Trying to improve my sugar (means less carbs/pasta) so tried this tonight-Spiralized raw zucchini & yellow squash- lightly sautéed and a spoon of pasta sauce. Not bad tasting- doesn’t keep you filled up as long but hopefully can get my sugar back down.
Another recipe that looks good…
Zucchini Noodles (Zoodles) with Lemon-Garlic Spicy Shrimp
Servings: 1 • Size: 1 zucchini + shrimp • Old Points: 5 pts • Points+: 6 pts
Calories: 235.5 • Fat: 9 g • Carb: 14.5 g • Fiber: 4 g • Protein: 25 g • Sugar: 4 g
Sodium: 179 mg (without salt) • Cholesterol: 173 g
1 1/2 teaspoons olive oil
pinch crushed red pepper flakes
4 oz peeled and deveined shrimp
2 cloves garlic, sliced thin and devided
1 medium zucchini, spiralized
pinch salt and fresh black pepper
1/4 cup halved grape tomatoes
Heat a medium nonstick skillet over medium-high heat. Add 1 teaspoon of the oil and crush red pepper flakes, add the shrimp and season with pinch salt and pepper; cook 2 to 3 minutes. Add half of the garlic and continue cooking 1 more minute, or until the shrimp is cooked through and opaque. Set aside on a dish.
Add the remaining 1/2 teaspoon oil and garlic to the pan, cook 30 seconds then add the zucchini noodles and cook 1 1/2 minutes. Add the shrimp and tomatoes to the pan and squeeze the lemon over the dish. Remove from heat and serve.
Makes 1 serving.
Another meal I am trying this week…
Mediterranean Boneless Pork Chops
Servings: 4 • Size: 2 chops, 3/4 cups veggies • Old Points: 5 • WW Points+: 6 pt
Calories: 230 • Fat: 9 g • Carb: 9 g • Fiber: 2 g • Protein: 28 g • Sugar: 2 g
Sodium: 502 mg • Cholest: 72 mg
16 oz (8) thin sliced center cut boneless pork chops
3/4 tsp of McCormick Montreal Chicken Seasoning (25% Less Sodium)
1 small (6 oz) zucchini, ends trimmed off
1 small (6 oz) yellow squash, ends trimmed off
1 cup halved grape tomatoes
1 tablespoon extra virgin olive oil
¼ tsp Kosher salt and fresh cracked pepper
¼ teaspoon oregano
3 garlic cloves, sliced thin
1/4 cup of pitted and sliced Kalamata olives
1/4 cup of crumbled Feta cheese
fresh juice from 1/2 large lemon
1 tsp grated Lemon rind
Preheat oven to 450 degrees. Season the pork chops with Montreal seasoning (or any seasoned salt you like).

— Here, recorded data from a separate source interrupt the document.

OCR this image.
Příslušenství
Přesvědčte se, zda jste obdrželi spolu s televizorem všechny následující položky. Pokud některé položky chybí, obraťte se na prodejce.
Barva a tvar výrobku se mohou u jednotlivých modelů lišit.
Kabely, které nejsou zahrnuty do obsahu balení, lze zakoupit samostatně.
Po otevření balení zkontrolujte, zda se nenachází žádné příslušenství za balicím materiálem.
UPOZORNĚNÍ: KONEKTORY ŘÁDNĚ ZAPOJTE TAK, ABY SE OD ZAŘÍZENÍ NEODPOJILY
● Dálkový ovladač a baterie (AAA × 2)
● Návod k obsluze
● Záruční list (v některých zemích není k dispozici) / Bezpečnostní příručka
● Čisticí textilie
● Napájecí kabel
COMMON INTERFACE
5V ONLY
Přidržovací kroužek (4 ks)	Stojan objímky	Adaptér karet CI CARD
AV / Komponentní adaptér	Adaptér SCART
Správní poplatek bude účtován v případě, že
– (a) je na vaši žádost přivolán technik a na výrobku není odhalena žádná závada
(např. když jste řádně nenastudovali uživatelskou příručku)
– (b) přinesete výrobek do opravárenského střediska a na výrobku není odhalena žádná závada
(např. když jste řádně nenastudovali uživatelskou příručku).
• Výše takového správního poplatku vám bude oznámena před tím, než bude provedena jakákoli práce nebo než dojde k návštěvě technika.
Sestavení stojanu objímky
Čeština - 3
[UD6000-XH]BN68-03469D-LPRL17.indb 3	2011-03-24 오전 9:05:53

To Julienne the Zucchini and Yellow Squash: Use a mandolin fitted with a julienne blade, or slice the zucchini into 1/8-inch thick slices. Cut the slices lengthwise into 1/8-inch thick strips.
Toss the tomatoes with 1/2 tbsp of the olive oil, 1/8 tsp salt, pepper, and oregano. Place tomatoes, cut side up, on a baking sheet lightly sprayed with cooking spray; roast for 10 minutes. Add sliced garlic and roast for another 5 minutes (this will prevent the garlic from burning). Transfer to a large work bowl and set aside. Reduce oven to 200°F.
Heat a large non-stick skillet over medium-high heat, add remaining 1/2 tablespoon of olive oil and zucchini with 1/8 tsp salt and sauté until tender, about 5 minutes. Add to bowl with tomatoes and place in the warm oven.
Working in two batches, spray the skillet with cooking spray and cook half of the the pork chops on medium-high heat for about 1 1/2 to 2 minutes on each side. The pork chops are thin so you don’t want to over cook them or they will be tough. Set aside on a platter.
Remove the vegetables from the oven toss with Kalamata olives, juice of lemon and lemon rind. Serve the vegetables over the pork chops and top with Feta cheese.